US Stock Market – How Bad Can It Get?


SPX, Quo Vadis? Considering the Crash Potential

In view of the fact that the stock market action has gotten a bit out of hand again this week, we are providing a brief update of charts we have discussed in these pages over the past few weeks (see e.g. “The Flight to Fantasy”). We are doing this mainly because the probability that a low probability event will actually happen has increased somewhat in recent days.

Robert Taylor and Deborah Kerr cast wary glances at their ancient (modern at the time) pre-Ogygian deluge Quotron. This sucker is going down honey!

This idea is mainly based on just a few technical data points. We concede these are not ”fully confirmed” at this stage, as a number of normally expected inter-market warning signals remain by and large absent. Nevertheless, pilgrims, we cannot ignore what looks like a potentially dire development – regardless of whether or not the stock market ends up bouncing today.

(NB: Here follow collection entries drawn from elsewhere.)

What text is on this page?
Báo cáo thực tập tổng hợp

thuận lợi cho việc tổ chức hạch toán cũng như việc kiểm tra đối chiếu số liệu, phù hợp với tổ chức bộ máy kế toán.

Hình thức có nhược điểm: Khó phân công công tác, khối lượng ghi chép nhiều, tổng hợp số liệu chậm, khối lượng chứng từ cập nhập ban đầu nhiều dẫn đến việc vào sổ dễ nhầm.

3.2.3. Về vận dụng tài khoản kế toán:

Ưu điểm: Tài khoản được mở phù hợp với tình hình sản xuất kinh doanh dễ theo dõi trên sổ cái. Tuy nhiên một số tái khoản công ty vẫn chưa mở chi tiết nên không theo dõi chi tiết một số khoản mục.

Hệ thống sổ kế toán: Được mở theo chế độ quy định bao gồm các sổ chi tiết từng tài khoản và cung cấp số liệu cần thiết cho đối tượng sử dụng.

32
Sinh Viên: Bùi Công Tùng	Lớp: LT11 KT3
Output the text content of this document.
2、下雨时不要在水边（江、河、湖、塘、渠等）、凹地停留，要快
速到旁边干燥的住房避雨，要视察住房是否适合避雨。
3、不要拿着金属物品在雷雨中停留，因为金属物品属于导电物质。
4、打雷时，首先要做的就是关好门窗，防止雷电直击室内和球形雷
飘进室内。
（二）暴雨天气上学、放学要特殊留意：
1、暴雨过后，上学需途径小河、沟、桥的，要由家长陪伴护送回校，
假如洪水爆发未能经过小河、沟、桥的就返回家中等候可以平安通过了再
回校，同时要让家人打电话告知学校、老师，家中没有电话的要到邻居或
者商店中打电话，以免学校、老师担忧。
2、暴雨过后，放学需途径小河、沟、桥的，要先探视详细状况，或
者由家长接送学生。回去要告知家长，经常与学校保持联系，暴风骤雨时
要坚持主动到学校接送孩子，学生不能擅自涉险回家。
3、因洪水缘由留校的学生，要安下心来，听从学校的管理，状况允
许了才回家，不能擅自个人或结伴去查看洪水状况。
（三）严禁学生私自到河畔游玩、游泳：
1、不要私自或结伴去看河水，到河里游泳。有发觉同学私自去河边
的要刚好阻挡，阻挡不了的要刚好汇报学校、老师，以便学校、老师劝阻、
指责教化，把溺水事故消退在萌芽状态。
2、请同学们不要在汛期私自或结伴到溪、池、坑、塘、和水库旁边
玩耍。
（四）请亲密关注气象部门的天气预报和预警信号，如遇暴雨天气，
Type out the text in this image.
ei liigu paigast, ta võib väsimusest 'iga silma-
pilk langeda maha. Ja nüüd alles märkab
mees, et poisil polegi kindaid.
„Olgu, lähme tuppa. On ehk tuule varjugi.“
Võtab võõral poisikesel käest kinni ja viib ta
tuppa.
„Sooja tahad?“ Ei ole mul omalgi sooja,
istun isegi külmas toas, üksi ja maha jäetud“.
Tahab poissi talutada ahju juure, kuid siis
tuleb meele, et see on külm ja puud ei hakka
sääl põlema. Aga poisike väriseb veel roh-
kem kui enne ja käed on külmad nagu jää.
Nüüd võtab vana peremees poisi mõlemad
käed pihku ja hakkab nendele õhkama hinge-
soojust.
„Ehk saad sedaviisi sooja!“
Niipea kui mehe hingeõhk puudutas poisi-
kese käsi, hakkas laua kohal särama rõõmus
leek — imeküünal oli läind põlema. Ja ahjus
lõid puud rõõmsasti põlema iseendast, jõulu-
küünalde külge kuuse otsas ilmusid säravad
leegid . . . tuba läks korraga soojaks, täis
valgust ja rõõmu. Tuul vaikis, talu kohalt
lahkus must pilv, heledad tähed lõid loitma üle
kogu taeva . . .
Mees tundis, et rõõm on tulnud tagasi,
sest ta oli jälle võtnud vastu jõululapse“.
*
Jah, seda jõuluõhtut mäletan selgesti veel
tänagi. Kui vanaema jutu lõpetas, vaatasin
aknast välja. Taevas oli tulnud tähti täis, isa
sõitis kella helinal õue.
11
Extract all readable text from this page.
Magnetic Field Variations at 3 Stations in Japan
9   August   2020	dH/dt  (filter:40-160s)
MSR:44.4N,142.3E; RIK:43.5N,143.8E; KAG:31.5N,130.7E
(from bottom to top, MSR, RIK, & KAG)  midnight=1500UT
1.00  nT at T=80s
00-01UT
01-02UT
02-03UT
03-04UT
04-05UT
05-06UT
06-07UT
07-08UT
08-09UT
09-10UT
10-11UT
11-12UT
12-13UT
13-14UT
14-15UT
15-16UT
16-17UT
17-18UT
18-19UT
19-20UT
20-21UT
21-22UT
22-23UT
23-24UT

So here is an update of the comparison chart of three important benchmark indexes we posted earlier this week, including a few new annotations which take the most recent moves into account:

SPX, NDX, and NYA – this looks ever more dangerous to us. The eerie similarities with several historical crash scenarios should not be dismissed lightly. That said, crashes are always low probability outcomes, so the default expectation should, of course, be that a retest is on its way. One has to be wary though.

The next chart is an update of the internals we have recently shown –  particularly noteworthy, the new high/new low percentage index (HLP), which has just issued a new sell signal and is still far from “oversold”:

A new sell signal as the NH/NL percentage index (HLP) sinks below the zero line again. Nothing is sufficiently “oversold” yet. Note: there was no a/d line divergence at the peak, which we usually see at major turning points. However, such a divergence does not always happen – e.g. there was no a/d line divergence in 1937 either (along similar lines, margin debt peaked after rather than before the market top in that fateful year).